Le secteur bancaire est particulièrement exposé aux critiques du collectif Génération précaire: "ils abusent des stagiaires", insiste Ophélie Latil. D'après le bilan social 2012 de BNP Paribas, la banque avait 2.659 stagiaires et 1.464 jeunes en alternance ou sous contrat de professionnalisation, sur un effectif total de 43.398 salariés en France. Du côté de la Société Générale, une polémique avait éclaté en 2011 suite à la révélation dans leur bilan social de la présence de 11.241 stagiaires et 583 contrats d'apprentissage, soit 21% de ses effectifs. Echaudée par cette mauvaise publicité, le groupe bancaire ne mentionne plus le nombre de ses stagiaires dans son dernier bilan social. Il est seulement indiqué que 2.800 jeunes étaient en VIE ou en alternance en 2012.

>> Lire: Ces banques qui épuisent leurs stagiaires

Mais le secteur bancaire n'est pas le seul à recourir à un grand nombre de stagiaires. L'Oréal, le 1er groupe de cosmétiques au monde, comptait 1.439 stagiaires et 613 alternants en 2012, sur environ 12.000 salariés en France. Orange, ex-France Télécom, formait 2.395 stagiaires, 2.487 apprentis et 739 contrats de professionnalisation en 2012 sur 100.000 salariés.
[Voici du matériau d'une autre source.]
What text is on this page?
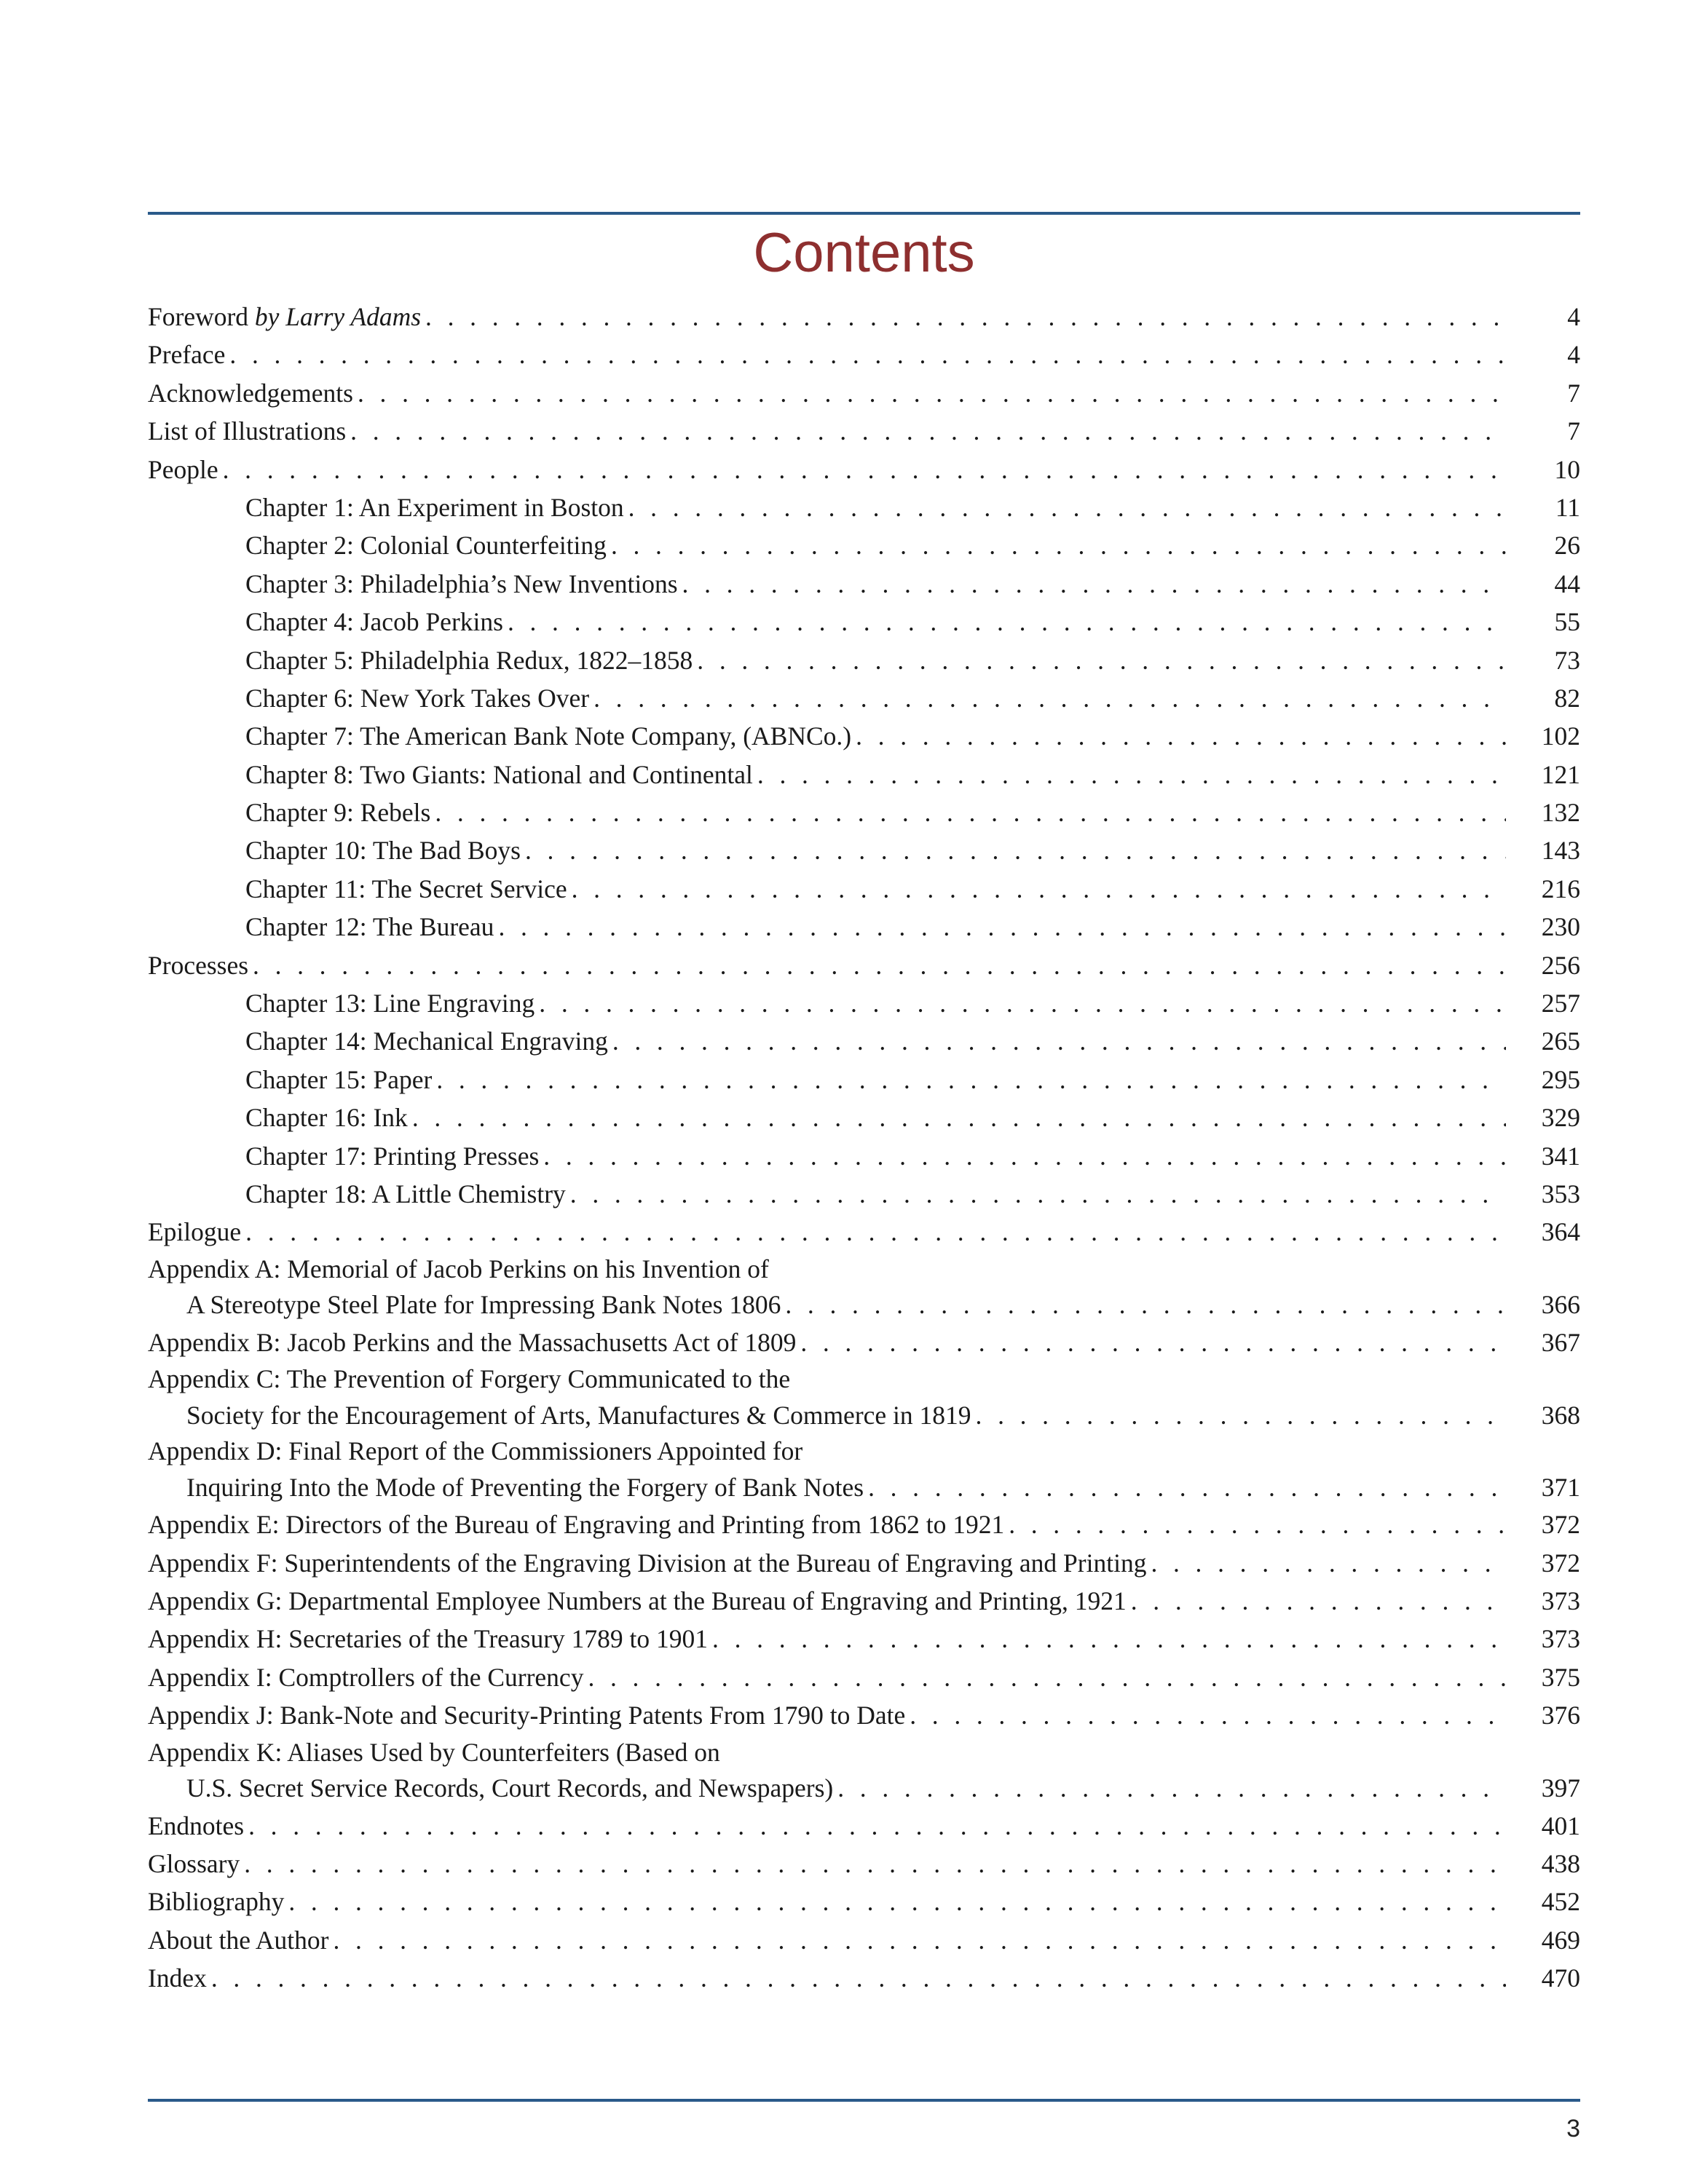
Contents
Foreword by Larry Adams . . .	4
Preface . . .	4
Acknowledgements . . .	7
List of Illustrations . . .	7
People . . .	10
Chapter 1: An Experiment in Boston . . .	11
Chapter 2: Colonial Counterfeiting . . .	26
Chapter 3: Philadelphia’s New Inventions . . .	44
Chapter 4: Jacob Perkins . . .	55
Chapter 5: Philadelphia Redux, 1822–1858 . . .	73
Chapter 6: New York Takes Over . . .	82
Chapter 7: The American Bank Note Company, (ABNCo.) . . .	102
Chapter 8: Two Giants: National and Continental . . .	121
Chapter 9: Rebels . . .	132
Chapter 10: The Bad Boys . . .	143
Chapter 11: The Secret Service . . .	216
Chapter 12: The Bureau . . .	230
Processes . . .	256
Chapter 13: Line Engraving . . .	257
Chapter 14: Mechanical Engraving . . .	265
Chapter 15: Paper . . .	295
Chapter 16: Ink . . .	329
Chapter 17: Printing Presses . . .	341
Chapter 18: A Little Chemistry . . .	353
Epilogue . . .	364
Appendix A: Memorial of Jacob Perkins on his Invention of
A Stereotype Steel Plate for Impressing Bank Notes 1806 . . .	366
Appendix B: Jacob Perkins and the Massachusetts Act of 1809 . . .	367
Appendix C: The Prevention of Forgery Communicated to the
Society for the Encouragement of Arts, Manufactures & Commerce in 1819 . . .	368
Appendix D: Final Report of the Commissioners Appointed for
Inquiring Into the Mode of Preventing the Forgery of Bank Notes . . .	371
Appendix E: Directors of the Bureau of Engraving and Printing from 1862 to 1921 . . .	372
Appendix F: Superintendents of the Engraving Division at the Bureau of Engraving and Printing . . .	372
Appendix G: Departmental Employee Numbers at the Bureau of Engraving and Printing, 1921 . . .	373
Appendix H: Secretaries of the Treasury 1789 to 1901 . . .	373
Appendix I: Comptrollers of the Currency . . .	375
Appendix J: Bank-Note and Security-Printing Patents From 1790 to Date . . .	376
Appendix K: Aliases Used by Counterfeiters (Based on
U.S. Secret Service Records, Court Records, and Newspapers) . . .	397
Endnotes . . .	401
Glossary . . .	438
Bibliography . . .	452
About the Author . . .	469
Index . . .	470
3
L'édition, les médias, la mode sont aussi régulièrement accusés d'utiliser trop de stagiaires. 

Une législation renforcée

Pour éviter ces abus, la législation encadrant les stages a été renforcée cet été. Les nouvelles dispositions de la loi indiquent que "le stage correspond à une période temporaire de mise en situation en milieu professionnel au cours de laquelle l'étudiant acquiert des compétences professionnelles qui mettent en œuvre les acquis de sa formation en vue de l'obtention d'un diplôme ou d'une certification" et que "les stages ne peuvent pas avoir pour objet l'exécution d'une tâche régulière correspondant à un poste de travail permanent". Aussi, la durée des stages ne pourra plus excéder 6 mois, avec un délai de carence de 2 mois pour en embaucher un nouveau.

D'ici à la fin de l'année, Geneviève Fioraso, la ministre de l'Enseignement supérieur et de la Recherche et Michel Sapin, le ministre du Travail, vont présenter un projet de loi instaurant un quota de stagiaires dans les entreprises. Certaines sources proches du dossier évoquent le chiffre de 10% maximum de stagiaires dans les effectifs d'une société. 

En attendant cette loi, sur Internet, la "génération Y" a choisi le Tumblr comme défouloir. Ils se lâchent en gif sur "Vis ma vie de stagiaire", "Quand tu es stagiaire", "Les joies du stagiaire" et "Urgent recherche stagiaire". Mieux vaut en rire qu'en pleurer.